Zur zeitgenössischen Musik fand die Komponistin über das Cello. Ihr Lehrer gab ihr neben Stücken von Bach, Beethoven und Haydn auch neue Literatur zu spielen und Thorvaldsdottir verfiel der Avantgarde. „Ich war total fasziniert. All diese ungewohnten Klänge, all diese spannenden Strukturen, all diese Möglichkeiten…das war absolut befreiend für mich. Als ich diese Musik kennengelernt habe, habe ich begonnen, Musik völlig neu zu denken und zu hören. Mir wurde klar, dass es möglich und erlaubt ist, völlig andere Musik zu schreiben.“ Fortan wagte die Isländerin, die Lieder in ihrem Kopf in Töne zu fassen, sie verabschiedete sich vom geplanten Cello-Studium und studierte stattdessen Komposition, erst in Reykjavik, später in San Diego. „Ich war durstig danach, zu schreiben“, sagt Thorvaldsdottir, dann lacht sie auf und atmet schnell.
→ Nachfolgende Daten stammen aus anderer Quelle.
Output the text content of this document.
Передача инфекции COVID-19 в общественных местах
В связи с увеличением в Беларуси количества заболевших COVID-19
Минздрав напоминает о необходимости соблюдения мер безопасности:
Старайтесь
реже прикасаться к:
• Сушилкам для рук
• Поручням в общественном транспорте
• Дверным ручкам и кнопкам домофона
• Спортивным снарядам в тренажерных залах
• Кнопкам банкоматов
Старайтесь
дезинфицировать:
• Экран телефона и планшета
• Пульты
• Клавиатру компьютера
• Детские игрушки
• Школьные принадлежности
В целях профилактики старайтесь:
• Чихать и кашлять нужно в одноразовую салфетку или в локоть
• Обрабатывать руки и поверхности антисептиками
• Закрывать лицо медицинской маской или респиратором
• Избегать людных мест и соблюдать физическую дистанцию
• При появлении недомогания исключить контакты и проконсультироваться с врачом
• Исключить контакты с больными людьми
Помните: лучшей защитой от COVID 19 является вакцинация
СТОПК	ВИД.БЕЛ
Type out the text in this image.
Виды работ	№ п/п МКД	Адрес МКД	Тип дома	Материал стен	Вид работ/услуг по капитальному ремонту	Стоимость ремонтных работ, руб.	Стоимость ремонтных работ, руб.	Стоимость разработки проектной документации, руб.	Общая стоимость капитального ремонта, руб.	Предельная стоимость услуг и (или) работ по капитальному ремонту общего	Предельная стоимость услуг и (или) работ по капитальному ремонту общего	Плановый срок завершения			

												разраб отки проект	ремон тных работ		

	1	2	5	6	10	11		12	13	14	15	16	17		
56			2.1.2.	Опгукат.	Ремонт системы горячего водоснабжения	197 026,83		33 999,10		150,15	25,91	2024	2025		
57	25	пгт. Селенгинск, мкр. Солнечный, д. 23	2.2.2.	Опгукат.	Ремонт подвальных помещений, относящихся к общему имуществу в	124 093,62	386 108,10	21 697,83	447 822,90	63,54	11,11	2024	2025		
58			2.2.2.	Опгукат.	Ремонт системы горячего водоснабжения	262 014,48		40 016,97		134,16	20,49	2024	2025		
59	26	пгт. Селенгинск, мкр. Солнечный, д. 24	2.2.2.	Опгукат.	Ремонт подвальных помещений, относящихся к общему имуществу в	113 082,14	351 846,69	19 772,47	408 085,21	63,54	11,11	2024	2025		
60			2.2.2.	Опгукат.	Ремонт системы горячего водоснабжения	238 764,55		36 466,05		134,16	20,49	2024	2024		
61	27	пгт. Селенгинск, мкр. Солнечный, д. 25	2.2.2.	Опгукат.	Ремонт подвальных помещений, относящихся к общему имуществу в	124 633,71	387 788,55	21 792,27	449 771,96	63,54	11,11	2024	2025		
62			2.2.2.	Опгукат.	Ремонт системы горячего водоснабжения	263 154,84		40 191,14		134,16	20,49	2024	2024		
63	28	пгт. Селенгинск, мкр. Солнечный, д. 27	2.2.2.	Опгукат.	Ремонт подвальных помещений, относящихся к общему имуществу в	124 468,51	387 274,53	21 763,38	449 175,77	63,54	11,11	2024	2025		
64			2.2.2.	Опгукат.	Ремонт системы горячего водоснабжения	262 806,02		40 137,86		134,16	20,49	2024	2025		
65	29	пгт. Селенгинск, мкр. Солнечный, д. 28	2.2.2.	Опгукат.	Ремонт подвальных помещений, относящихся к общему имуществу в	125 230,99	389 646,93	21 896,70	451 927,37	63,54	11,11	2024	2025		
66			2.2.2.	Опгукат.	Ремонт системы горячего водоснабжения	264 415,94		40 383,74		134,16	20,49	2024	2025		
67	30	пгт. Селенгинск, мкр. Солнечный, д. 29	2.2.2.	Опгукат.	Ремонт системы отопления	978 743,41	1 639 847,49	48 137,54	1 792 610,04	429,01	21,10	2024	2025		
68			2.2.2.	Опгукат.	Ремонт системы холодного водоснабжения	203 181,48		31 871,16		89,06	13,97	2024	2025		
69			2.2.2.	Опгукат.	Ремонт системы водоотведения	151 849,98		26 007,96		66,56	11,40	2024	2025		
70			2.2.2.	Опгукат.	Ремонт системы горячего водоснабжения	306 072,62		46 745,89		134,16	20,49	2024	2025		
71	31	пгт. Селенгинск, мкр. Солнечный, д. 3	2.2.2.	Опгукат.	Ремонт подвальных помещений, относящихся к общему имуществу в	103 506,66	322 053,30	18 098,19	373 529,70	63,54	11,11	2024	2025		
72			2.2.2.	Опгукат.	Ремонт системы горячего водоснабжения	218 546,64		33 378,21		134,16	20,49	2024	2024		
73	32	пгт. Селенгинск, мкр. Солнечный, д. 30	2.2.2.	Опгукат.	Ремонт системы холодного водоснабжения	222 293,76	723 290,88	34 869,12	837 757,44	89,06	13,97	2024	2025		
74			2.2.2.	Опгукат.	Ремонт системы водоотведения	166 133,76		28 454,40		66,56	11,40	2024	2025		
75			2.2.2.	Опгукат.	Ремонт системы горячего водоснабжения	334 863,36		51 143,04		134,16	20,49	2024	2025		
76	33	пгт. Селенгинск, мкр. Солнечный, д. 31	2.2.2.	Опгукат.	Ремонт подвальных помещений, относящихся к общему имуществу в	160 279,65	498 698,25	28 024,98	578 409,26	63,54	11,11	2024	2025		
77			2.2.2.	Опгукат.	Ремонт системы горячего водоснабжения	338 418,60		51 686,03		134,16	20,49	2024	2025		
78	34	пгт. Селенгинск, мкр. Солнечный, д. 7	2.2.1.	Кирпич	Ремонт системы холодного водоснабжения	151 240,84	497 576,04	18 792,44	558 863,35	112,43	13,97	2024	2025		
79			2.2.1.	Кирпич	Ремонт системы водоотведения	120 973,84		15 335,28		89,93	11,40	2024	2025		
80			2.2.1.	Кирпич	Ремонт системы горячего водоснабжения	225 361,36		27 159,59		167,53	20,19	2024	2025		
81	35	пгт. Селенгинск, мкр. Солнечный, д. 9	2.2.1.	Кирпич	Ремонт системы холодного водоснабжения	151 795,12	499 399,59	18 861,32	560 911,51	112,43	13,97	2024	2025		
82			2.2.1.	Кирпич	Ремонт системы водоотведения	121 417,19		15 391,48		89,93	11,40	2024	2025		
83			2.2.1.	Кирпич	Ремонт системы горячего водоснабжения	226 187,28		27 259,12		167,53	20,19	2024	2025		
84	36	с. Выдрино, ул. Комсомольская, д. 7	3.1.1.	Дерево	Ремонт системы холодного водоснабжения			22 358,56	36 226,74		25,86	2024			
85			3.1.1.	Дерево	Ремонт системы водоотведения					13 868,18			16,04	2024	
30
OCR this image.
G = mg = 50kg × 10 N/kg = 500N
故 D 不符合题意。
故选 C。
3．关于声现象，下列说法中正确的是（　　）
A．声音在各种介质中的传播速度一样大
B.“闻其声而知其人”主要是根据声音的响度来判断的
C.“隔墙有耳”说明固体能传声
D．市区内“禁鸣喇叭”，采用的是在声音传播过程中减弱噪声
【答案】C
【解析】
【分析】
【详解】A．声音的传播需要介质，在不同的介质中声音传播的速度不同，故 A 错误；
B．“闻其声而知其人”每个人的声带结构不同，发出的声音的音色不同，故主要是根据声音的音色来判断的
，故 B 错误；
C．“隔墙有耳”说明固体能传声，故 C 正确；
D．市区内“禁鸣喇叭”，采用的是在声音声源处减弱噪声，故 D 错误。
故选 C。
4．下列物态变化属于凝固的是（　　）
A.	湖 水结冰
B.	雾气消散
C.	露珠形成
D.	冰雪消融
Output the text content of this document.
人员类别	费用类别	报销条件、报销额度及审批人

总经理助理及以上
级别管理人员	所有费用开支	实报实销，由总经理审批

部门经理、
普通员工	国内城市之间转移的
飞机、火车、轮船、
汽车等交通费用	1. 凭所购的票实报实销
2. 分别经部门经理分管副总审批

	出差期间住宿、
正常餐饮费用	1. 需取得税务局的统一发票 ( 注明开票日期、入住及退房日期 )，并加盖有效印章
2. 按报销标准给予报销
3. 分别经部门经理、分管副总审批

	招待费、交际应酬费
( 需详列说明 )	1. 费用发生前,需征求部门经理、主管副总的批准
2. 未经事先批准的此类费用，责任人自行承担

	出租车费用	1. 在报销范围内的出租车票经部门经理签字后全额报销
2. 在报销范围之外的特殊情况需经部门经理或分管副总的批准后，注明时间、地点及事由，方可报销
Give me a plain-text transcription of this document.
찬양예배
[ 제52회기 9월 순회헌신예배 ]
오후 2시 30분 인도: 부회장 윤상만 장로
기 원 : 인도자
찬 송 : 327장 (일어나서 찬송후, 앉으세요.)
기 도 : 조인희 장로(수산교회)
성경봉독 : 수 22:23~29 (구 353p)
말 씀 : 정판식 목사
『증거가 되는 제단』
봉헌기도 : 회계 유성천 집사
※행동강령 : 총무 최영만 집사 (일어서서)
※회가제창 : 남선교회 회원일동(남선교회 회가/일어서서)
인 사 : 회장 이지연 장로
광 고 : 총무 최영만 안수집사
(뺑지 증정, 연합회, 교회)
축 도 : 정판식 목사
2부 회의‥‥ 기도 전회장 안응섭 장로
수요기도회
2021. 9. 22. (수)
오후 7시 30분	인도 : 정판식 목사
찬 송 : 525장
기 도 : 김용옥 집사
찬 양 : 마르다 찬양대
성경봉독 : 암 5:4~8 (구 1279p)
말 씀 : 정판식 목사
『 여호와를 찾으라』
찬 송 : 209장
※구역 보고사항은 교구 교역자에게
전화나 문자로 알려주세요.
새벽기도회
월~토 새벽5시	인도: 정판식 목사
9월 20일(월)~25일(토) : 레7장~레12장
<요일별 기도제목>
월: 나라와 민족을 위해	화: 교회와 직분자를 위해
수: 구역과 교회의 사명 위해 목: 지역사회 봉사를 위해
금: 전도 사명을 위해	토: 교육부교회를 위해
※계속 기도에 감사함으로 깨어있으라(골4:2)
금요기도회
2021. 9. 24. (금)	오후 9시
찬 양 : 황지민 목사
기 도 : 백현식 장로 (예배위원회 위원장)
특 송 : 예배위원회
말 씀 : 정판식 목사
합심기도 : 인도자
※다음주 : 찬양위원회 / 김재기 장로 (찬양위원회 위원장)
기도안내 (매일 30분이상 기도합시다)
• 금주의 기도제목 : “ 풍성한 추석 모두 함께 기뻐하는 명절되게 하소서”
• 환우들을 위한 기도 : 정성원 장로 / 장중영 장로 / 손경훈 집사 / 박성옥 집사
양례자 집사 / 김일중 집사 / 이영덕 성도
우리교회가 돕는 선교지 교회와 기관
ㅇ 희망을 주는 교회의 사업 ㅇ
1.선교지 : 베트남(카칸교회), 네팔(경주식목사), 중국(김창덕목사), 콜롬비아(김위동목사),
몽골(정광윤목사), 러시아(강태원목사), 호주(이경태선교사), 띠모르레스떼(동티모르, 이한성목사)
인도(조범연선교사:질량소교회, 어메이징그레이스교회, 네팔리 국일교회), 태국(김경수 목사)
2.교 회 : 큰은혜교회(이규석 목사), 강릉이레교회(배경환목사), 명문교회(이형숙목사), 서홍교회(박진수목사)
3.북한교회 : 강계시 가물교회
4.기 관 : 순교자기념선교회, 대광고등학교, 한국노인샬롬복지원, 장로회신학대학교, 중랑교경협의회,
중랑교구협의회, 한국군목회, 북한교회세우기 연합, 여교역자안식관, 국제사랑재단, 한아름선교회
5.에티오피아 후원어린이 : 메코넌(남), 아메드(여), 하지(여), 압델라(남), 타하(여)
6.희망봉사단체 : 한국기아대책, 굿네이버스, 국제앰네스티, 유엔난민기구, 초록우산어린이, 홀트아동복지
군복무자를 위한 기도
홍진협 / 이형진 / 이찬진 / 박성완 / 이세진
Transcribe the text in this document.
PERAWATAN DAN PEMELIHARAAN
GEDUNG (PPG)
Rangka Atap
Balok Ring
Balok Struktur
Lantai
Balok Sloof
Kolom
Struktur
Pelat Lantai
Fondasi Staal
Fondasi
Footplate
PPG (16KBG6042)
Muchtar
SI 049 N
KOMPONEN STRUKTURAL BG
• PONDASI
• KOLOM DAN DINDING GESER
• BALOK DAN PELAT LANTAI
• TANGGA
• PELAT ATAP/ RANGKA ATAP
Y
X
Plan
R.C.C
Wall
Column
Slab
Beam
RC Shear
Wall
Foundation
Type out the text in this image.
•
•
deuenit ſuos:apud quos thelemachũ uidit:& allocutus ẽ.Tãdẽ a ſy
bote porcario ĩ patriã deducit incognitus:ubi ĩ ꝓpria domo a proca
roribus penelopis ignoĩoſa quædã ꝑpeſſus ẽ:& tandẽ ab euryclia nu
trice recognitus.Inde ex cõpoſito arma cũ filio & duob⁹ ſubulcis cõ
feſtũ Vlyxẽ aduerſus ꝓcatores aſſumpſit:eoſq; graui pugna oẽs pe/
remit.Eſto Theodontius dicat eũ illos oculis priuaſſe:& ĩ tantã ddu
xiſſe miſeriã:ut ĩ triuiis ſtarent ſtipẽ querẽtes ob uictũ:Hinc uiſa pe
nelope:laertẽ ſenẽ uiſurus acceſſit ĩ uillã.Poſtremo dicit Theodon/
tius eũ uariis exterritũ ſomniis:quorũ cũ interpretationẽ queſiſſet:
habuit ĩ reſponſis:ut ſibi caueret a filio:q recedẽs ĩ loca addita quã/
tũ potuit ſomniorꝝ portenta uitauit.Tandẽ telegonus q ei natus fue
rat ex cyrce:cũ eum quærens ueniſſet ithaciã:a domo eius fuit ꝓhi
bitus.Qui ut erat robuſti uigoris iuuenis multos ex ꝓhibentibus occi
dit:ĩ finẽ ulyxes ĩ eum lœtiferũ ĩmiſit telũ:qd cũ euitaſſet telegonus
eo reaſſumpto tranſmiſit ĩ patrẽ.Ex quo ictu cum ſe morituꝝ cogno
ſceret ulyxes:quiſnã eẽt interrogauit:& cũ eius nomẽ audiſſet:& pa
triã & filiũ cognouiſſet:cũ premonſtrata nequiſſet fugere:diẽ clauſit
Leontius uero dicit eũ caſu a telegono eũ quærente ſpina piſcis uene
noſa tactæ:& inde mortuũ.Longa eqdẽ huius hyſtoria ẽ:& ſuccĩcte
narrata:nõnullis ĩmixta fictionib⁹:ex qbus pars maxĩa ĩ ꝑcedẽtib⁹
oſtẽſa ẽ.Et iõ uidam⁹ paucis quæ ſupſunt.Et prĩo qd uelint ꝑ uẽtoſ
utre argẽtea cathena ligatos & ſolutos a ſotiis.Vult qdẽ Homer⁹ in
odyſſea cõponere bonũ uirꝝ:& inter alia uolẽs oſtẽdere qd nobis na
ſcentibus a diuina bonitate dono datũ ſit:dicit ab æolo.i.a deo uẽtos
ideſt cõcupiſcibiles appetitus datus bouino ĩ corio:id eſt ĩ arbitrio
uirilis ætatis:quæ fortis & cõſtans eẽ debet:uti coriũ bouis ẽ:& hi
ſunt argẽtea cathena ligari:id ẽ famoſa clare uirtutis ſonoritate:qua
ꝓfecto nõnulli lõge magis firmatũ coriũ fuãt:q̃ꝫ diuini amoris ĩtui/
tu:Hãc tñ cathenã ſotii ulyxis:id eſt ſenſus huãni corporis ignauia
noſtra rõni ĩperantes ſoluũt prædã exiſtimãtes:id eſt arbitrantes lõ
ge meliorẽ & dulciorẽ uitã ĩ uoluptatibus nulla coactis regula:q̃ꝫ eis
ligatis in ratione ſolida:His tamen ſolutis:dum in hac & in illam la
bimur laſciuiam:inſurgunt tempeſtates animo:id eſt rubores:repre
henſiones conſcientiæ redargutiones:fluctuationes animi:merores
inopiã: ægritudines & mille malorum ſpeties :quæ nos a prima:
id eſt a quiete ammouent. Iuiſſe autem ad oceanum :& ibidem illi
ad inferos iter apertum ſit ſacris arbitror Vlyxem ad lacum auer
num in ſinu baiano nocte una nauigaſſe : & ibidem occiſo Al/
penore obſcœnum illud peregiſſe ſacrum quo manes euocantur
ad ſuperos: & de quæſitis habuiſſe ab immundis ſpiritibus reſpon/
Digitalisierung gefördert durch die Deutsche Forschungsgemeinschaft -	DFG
Die 38-jährige ist eine leise Perfektionistin, die die Ordnung ebenso braucht wie die Stille. Ihr Arbeitsplatz ist dementsprechend Sinnbild der konzentrierten Reduktion eines arbeitenden Geistes: eine großflächige Holzplatte, eine heruntergebrannte Kerze, drei angespitzte Bleistifte in einem Gummiring, ein Blatt Papier. Dies ist der Ort, an dem Thorvaldsdottir in sich nach dem musikalischen Ursprung forscht, jener kreativen Keimzelle, aus der heraus in Folge ein Werk erwächst. „Dreaming on Music“ nennt Thorvaldsdottir diesen bewusst herbeigeführten Prozess, den sie als eine Art Meditation beschreibt. „Ich setze mich dann hin, ich zentriere mich und versuche, die Musik zu finden.“ War das innere Lauschen erfolgreich und beginnen sich die Klänge und Melodien im Kopf zu einer Struktur zu formen, greift Thorvaldsdottir zum Stift und bannt die Musik in graphische Skizzen auf Papier. Fragil und akkurat zugleich verlaufen die schwarz gezeichneten Linien über die weißen Seiten, sie kulminieren in Kästchen und Kreisen, variieren in Dicke und Strichintensität und werden für die Komponistin zu Landschaften klingender Erinnerung. „Für mich ist das ein Weg, meine innere Musik festzuhalten, bevor ich sie später niederschreibe“, erklärt Thorvaldsdottir.
Auch die Oper „UR_“ ist auf diese Art entstanden. Als Projekt des Far North Network wird sie in verschiedenen Ländern aufgeführt und thematisiert in abstrakter Form das Suchen des Individuums nach dem inneren Zentrum, der Ursprünglichkeit, dem „UR_“. Ihr eigenes „UR_“ hat Anna Thorvaldsdottir längst gefunden: dort, wo der Wind den Klang komponiert.